Tracey Eastham – Babel at PAPER Gallery
Polly Checkland HardingThe fable of the Tower of Babel has been used as an analogy in many things – including major works of art like The Tower of Babel by Pieter Bruegel the Elder and The Hitchhiker’s Guide to the Galaxy by Douglas Adams (yes, major). It is, after all, a story rich in symbolism: after the Great Flood a people united by language angered God by attempting to build a tower that would reach up to heaven, and he punished them by introducing different languages so that they could no longer communicate. Now, PAPER Gallery is drawing a parallel between artist Tracey Eastham’s new exhibition, inspired by the myth, and the current climate of political disharmony.

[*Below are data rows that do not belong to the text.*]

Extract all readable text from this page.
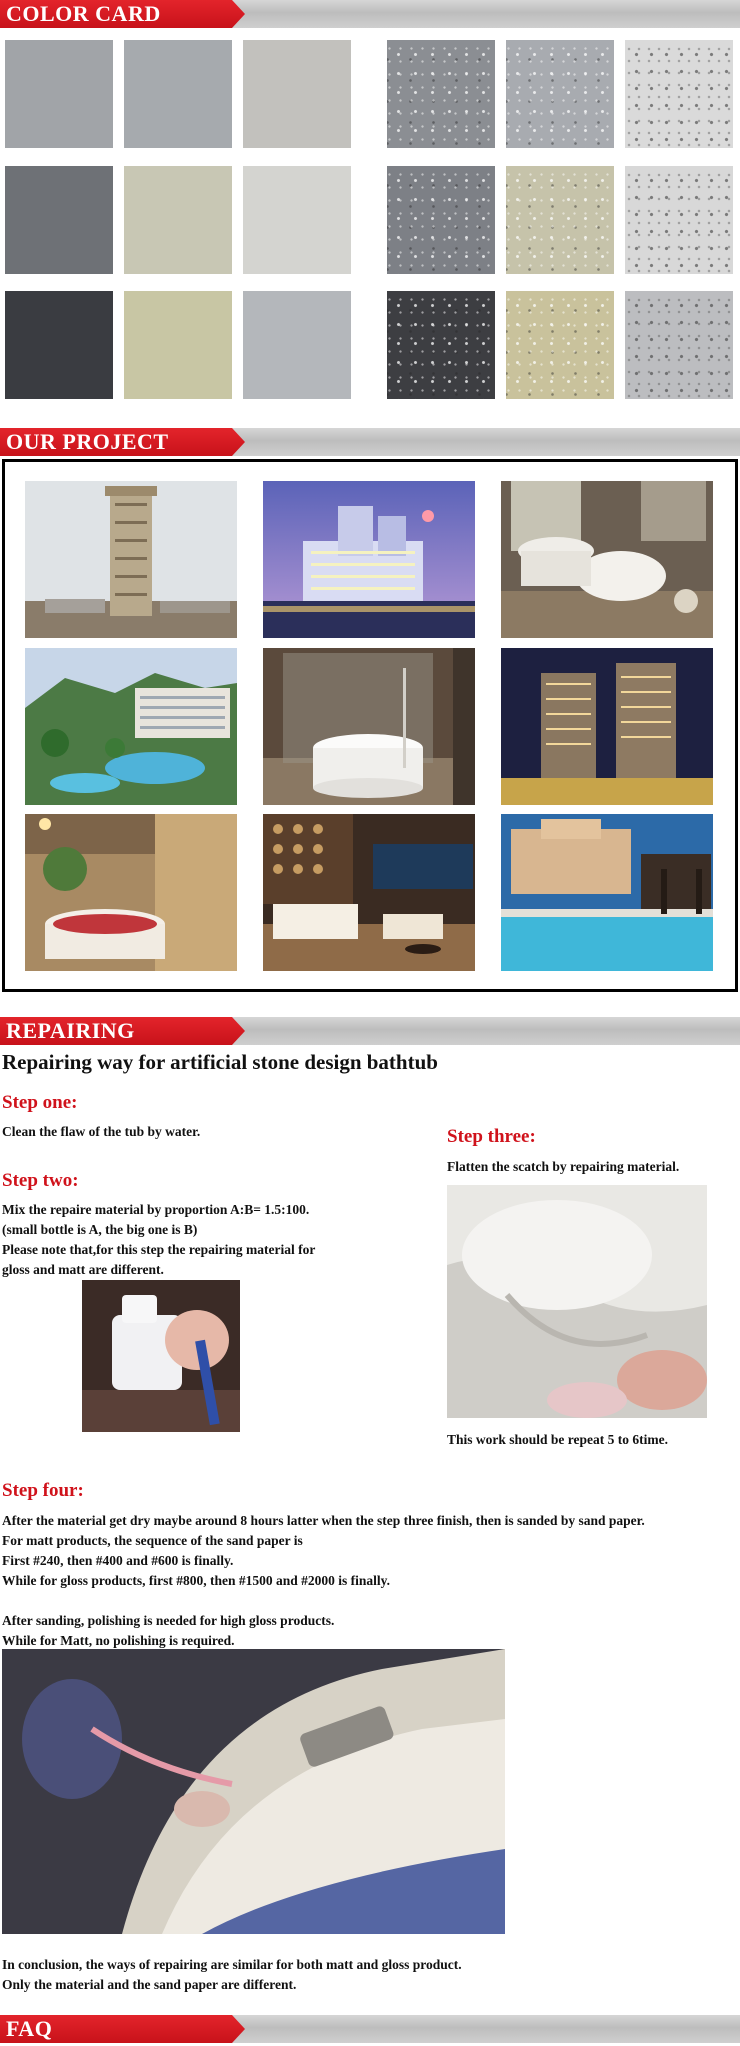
COLOR CARD
OUR PROJECT
REPAIRING
Repairing way for artificial stone design bathtub
Step one:
Clean the flaw of the tub by water.
Step two:
Mix the repaire material by proportion A:B= 1.5:100.
(small bottle is A, the big one is B)
Please note that,for this step the repairing material for
gloss and matt are different.
Step three:
Flatten the scatch by repairing material.
This work should be repeat 5 to 6time.
Step four:
After the material get dry maybe around 8 hours latter when the step three finish, then is sanded by sand paper.
For matt products, the sequence of the sand paper is
First #240, then #400 and #600 is finally.
While for gloss products, first #800, then #1500 and #2000 is finally.
After sanding, polishing is needed for high gloss products.
While for Matt, no polishing is required.
In conclusion, the ways of repairing are similar for both matt and gloss product.
Only the material and the sand paper are different.
FAQ
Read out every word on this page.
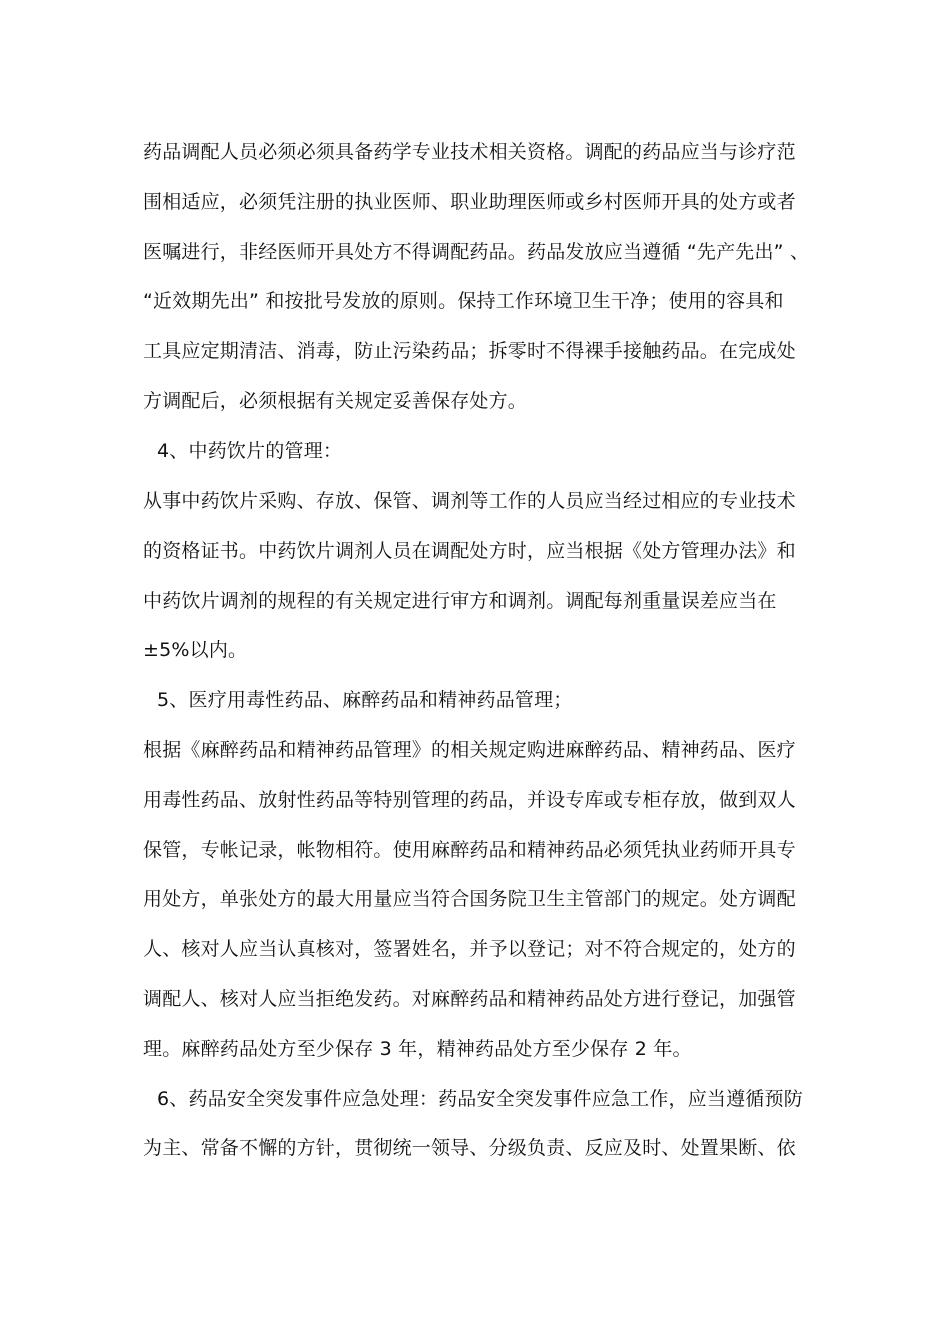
药品调配人员必须必须具备药学专业技术相关资格。调配的药品应当与诊疗范
围相适应，必须凭注册的执业医师、职业助理医师或乡村医师开具的处方或者
医嘱进行，非经医师开具处方不得调配药品。药品发放应当遵循 “先产先出” 、
“近效期先出” 和按批号发放的原则。保持工作环境卫生干净；使用的容具和
工具应定期清洁、消毒，防止污染药品；拆零时不得裸手接触药品。在完成处
方调配后，必须根据有关规定妥善保存处方。
4、中药饮片的管理：
从事中药饮片采购、存放、保管、调剂等工作的人员应当经过相应的专业技术
的资格证书。中药饮片调剂人员在调配处方时，应当根据《处方管理办法》和
中药饮片调剂的规程的有关规定进行审方和调剂。调配每剂重量误差应当在
±5%以内。
5、医疗用毒性药品、麻醉药品和精神药品管理；
根据《麻醉药品和精神药品管理》的相关规定购进麻醉药品、精神药品、医疗
用毒性药品、放射性药品等特别管理的药品，并设专库或专柜存放，做到双人
保管，专帐记录，帐物相符。使用麻醉药品和精神药品必须凭执业药师开具专
用处方，单张处方的最大用量应当符合国务院卫生主管部门的规定。处方调配
人、核对人应当认真核对，签署姓名，并予以登记；对不符合规定的，处方的
调配人、核对人应当拒绝发药。对麻醉药品和精神药品处方进行登记，加强管
理。麻醉药品处方至少保存 3 年，精神药品处方至少保存 2 年。
6、药品安全突发事件应急处理：药品安全突发事件应急工作，应当遵循预防
为主、常备不懈的方针，贯彻统一领导、分级负责、反应及时、处置果断、依
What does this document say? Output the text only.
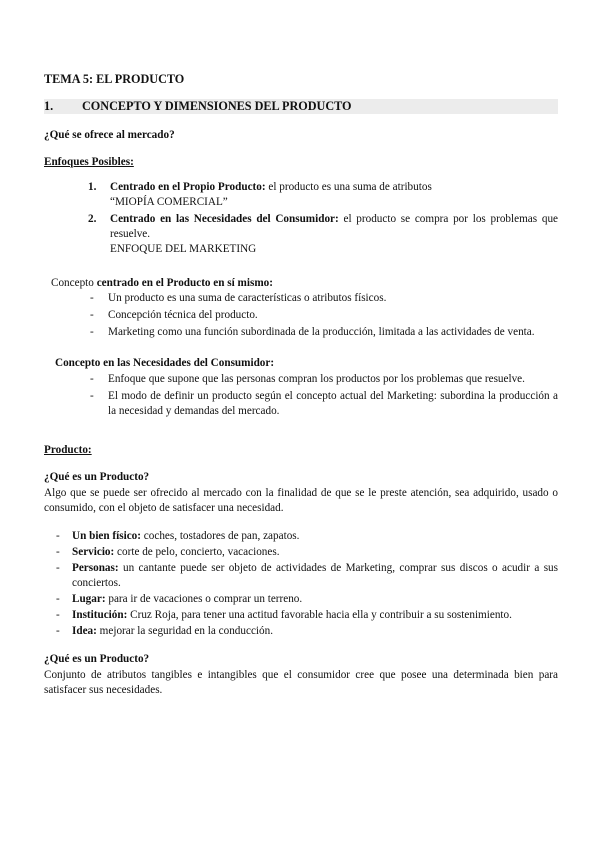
TEMA 5: EL PRODUCTO
1. CONCEPTO Y DIMENSIONES DEL PRODUCTO
¿Qué se ofrece al mercado?
Enfoques Posibles:
1. Centrado en el Propio Producto: el producto es una suma de atributos
“MIOPÍA COMERCIAL”
2. Centrado en las Necesidades del Consumidor: el producto se compra por los problemas que resuelve.
ENFOQUE DEL MARKETING
Concepto centrado en el Producto en sí mismo:
- Un producto es una suma de características o atributos físicos.
- Concepción técnica del producto.
- Marketing como una función subordinada de la producción, limitada a las actividades de venta.
Concepto en las Necesidades del Consumidor:
- Enfoque que supone que las personas compran los productos por los problemas que resuelve.
- El modo de definir un producto según el concepto actual del Marketing: subordina la producción a la necesidad y demandas del mercado.
Producto:
¿Qué es un Producto?
Algo que se puede ser ofrecido al mercado con la finalidad de que se le preste atención, sea adquirido, usado o consumido, con el objeto de satisfacer una necesidad.
- Un bien físico: coches, tostadores de pan, zapatos.
- Servicio: corte de pelo, concierto, vacaciones.
- Personas: un cantante puede ser objeto de actividades de Marketing, comprar sus discos o acudir a sus conciertos.
- Lugar: para ir de vacaciones o comprar un terreno.
- Institución: Cruz Roja, para tener una actitud favorable hacia ella y contribuir a su sostenimiento.
- Idea: mejorar la seguridad en la conducción.
¿Qué es un Producto?
Conjunto de atributos tangibles e intangibles que el consumidor cree que posee una determinada bien para satisfacer sus necesidades.
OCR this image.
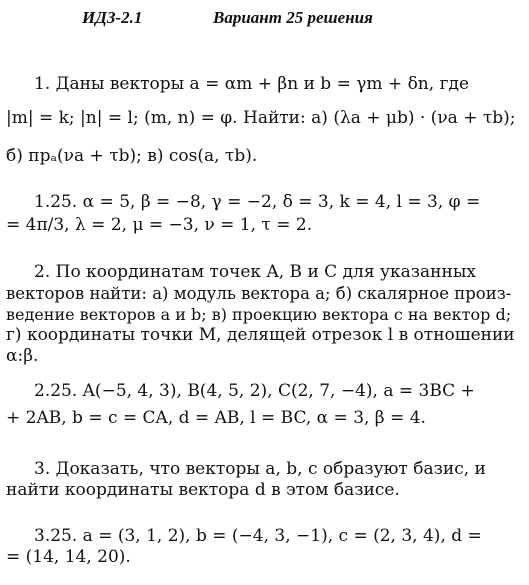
ИДЗ-2.1	Вариант 25 решения
1. Даны векторы a = αm + βn и b = γm + δn, где
|m| = k; |n| = l; (m, n) = φ. Найти: а) (λa + μb) · (νa + τb);
б) прₐ(νa + τb); в) cos(a, τb).
1.25. α = 5, β = −8, γ = −2, δ = 3, k = 4, l = 3, φ =
= 4π/3, λ = 2, μ = −3, ν = 1, τ = 2.
2. По координатам точек A, B и C для указанных
векторов найти: а) модуль вектора a; б) скалярное произ-
ведение векторов a и b; в) проекцию вектора c на вектор d;
г) координаты точки M, делящей отрезок l в отношении
α:β.
2.25. A(−5, 4, 3), B(4, 5, 2), C(2, 7, −4), a = 3BC +
+ 2AB, b = c = CA, d = AB, l = BC, α = 3, β = 4.
3. Доказать, что векторы a, b, c образуют базис, и
найти координаты вектора d в этом базисе.
3.25. a = (3, 1, 2), b = (−4, 3, −1), c = (2, 3, 4), d =
= (14, 14, 20).
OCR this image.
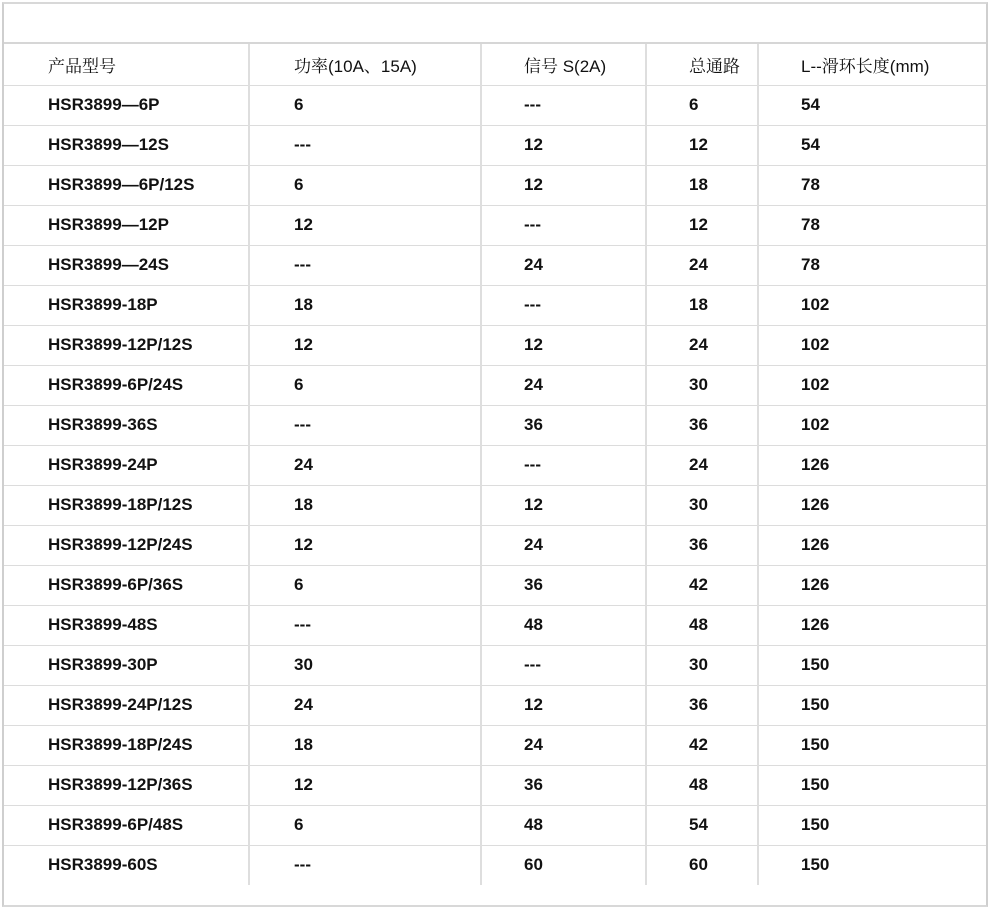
产品型号	功率(10A、15A)	信号 S(2A)	总通路	L--滑环长度(mm)
HSR3899—6P	6	---	6	54
HSR3899—12S	---	12	12	54
HSR3899—6P/12S	6	12	18	78
HSR3899—12P	12	---	12	78
HSR3899—24S	---	24	24	78
HSR3899-18P	18	---	18	102
HSR3899-12P/12S	12	12	24	102
HSR3899-6P/24S	6	24	30	102
HSR3899-36S	---	36	36	102
HSR3899-24P	24	---	24	126
HSR3899-18P/12S	18	12	30	126
HSR3899-12P/24S	12	24	36	126
HSR3899-6P/36S	6	36	42	126
HSR3899-48S	---	48	48	126
HSR3899-30P	30	---	30	150
HSR3899-24P/12S	24	12	36	150
HSR3899-18P/24S	18	24	42	150
HSR3899-12P/36S	12	36	48	150
HSR3899-6P/48S	6	48	54	150
HSR3899-60S	---	60	60	150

Babel is a solo exhibition featuring a new body of work by Eastham, resident artist at Rogue Studios and former participant in PAPER Gallery’s Tracing PAPER mentoring scheme in 2015. It will consist of gold paper cut-outs displayed in a variety of ways: as installation, in silhouette and encased in bell jars. The images Eastham works with are drawn from science fiction and romantic literature, the English landscape painting tradition and heritage publications; presented in a state of partial collapse, the gold cut-outs reference themes of preservation and ruin, of our relationship with the natural environment and our fragile construction of national ideas of ownership and identity.